I could go on and on about this but it would be to no purpose, the gist of it all is that we kinda lost our purpose, for a while, a week or two; there was a big, busy, road-movie journey, bracketed by a sense of shock and bewilderment. This life, here, this old house and the walled garden, the lane, the hedges, the trees, it's a project; it's not a clever, got-it-made, low-maintainance, Country Living, Aga-Saga, des-res, shabby-chic, Barbour Jacket and Land Rover Life. I am not Michael Heseltine. It's all hard work, some of it even is altruistic. I was lying down, last evening, in the wet, planting Hawthorn cuttings through black membrane into a raised bed to maybe, in a couple of years' time, plant another hedge. I'm always doing stuff like that, as though lassooing the future, but my friend's so-sudden death knocked the wind from those sails, as well as arresting whatever it is which usually speeds these posted commentaries and I didn't see any point in writing, buffeted, as I was, this way and that, accosted by Death, nagged-at by Life: Pull yourself together, Ishmael, if you don't do this shit no other bastard will.
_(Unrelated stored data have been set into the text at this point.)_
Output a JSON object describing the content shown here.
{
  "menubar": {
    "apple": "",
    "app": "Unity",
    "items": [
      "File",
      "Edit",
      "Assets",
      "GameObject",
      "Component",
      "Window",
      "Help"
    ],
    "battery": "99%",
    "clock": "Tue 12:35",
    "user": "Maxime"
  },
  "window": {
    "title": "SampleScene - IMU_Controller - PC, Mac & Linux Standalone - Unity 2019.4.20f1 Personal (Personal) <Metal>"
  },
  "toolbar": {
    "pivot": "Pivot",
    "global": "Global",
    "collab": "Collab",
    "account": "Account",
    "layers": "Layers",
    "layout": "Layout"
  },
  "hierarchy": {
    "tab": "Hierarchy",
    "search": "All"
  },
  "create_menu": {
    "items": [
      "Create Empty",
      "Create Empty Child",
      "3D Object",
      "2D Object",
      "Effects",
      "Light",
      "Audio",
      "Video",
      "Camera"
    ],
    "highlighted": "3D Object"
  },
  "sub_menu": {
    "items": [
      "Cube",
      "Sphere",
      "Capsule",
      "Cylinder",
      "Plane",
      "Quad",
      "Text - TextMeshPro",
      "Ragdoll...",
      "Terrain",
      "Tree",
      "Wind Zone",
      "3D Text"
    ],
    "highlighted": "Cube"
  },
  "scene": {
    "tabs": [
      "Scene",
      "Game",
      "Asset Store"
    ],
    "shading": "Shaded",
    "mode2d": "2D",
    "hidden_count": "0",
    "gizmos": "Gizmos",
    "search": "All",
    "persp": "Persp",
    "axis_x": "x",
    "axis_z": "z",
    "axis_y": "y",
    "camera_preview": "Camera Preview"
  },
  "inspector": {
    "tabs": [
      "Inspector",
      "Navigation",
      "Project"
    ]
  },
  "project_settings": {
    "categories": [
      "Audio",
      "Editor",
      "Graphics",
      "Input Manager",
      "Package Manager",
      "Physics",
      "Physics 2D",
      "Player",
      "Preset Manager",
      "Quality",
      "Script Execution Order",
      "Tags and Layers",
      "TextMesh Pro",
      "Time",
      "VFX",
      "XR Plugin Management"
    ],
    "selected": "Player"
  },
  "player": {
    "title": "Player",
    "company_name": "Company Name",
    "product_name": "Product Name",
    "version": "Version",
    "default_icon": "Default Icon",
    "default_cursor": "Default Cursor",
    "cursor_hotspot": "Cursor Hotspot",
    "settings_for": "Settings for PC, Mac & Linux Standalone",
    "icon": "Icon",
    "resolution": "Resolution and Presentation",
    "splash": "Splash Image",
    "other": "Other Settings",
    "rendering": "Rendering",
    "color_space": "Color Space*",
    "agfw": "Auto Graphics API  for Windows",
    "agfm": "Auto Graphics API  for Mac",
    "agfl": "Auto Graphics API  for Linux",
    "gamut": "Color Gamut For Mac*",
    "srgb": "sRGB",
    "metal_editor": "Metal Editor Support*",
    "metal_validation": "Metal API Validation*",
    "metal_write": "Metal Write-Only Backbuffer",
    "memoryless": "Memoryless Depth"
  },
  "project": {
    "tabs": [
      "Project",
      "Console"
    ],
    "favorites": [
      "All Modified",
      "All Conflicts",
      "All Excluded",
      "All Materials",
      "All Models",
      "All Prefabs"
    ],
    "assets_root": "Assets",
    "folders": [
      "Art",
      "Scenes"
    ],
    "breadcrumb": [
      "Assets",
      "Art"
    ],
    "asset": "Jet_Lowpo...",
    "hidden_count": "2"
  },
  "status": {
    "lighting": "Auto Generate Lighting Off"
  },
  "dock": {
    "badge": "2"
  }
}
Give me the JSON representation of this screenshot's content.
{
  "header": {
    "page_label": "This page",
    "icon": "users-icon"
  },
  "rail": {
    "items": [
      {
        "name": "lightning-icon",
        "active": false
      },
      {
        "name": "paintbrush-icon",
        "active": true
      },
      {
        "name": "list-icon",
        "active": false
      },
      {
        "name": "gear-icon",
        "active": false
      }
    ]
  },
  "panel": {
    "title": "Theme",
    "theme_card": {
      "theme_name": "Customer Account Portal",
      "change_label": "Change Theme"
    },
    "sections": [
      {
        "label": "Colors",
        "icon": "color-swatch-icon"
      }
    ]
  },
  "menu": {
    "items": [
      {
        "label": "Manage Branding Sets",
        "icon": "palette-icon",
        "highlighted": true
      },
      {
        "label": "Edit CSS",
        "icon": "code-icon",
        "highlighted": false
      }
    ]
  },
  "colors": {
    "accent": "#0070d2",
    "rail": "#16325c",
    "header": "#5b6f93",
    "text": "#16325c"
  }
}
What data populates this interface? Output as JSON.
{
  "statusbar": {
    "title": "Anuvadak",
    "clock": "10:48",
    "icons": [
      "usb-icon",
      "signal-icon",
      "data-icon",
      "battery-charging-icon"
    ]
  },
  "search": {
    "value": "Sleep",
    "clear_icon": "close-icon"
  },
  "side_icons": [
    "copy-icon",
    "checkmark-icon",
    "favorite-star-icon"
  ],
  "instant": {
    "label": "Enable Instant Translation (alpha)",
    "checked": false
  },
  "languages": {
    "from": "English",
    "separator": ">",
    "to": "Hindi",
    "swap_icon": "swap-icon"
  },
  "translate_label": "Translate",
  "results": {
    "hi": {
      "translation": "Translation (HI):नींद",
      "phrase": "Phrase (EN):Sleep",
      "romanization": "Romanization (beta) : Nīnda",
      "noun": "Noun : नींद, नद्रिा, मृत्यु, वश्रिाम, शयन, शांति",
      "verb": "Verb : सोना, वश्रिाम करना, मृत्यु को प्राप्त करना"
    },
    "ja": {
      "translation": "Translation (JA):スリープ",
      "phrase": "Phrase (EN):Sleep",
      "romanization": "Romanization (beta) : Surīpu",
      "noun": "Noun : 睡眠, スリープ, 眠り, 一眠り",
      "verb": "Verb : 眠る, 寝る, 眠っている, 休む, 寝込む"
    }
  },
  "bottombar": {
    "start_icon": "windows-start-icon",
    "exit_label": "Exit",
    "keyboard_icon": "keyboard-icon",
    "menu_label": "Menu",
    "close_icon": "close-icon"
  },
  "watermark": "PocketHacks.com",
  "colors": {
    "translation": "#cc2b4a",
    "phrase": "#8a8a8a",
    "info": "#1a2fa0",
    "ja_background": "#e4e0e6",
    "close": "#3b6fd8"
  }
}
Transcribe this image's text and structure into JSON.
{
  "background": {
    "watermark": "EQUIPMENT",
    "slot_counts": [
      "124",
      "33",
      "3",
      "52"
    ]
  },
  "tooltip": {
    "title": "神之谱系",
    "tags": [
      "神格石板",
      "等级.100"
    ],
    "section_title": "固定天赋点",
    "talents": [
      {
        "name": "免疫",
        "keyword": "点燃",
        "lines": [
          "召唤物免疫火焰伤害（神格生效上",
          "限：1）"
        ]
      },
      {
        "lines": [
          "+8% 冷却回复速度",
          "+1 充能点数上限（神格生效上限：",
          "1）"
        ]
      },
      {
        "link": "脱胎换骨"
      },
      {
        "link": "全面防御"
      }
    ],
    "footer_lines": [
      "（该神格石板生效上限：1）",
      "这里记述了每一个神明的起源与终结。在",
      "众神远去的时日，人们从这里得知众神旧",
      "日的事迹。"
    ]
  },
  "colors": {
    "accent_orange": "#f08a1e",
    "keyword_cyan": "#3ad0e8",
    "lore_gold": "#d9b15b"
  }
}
The longer you leave it, the worse it'll be
While we were away, the gales came and blowtorched nearly everything with saltburn from the shore, but every year we fight back with clever pruning and stakes and fleeces and hope, we are farmers these thousands of years, clever monkeys, fishmen upo the shores of the sea; sometimes we fashion a forest of sections of drainpipe staked over tender trees and shrubs and each Spring it all comes back again. Dick won't be driving down my lane in his much ridiculed camper van, not this coming Spring, not ever again. But there it is, in the midst of life we are in death; never morning wore 'til evening but some poor heart did break. We will ape him in our speech, those little repetitive sayings which we all develop; we will miss him at our table and keep him in our hearts. But he is mourned now, enough, and, as ever, there are knaves to chastise, windy gabshites to mock and governments to bring down. Let the dead bury the dead, I spy motherfuckers.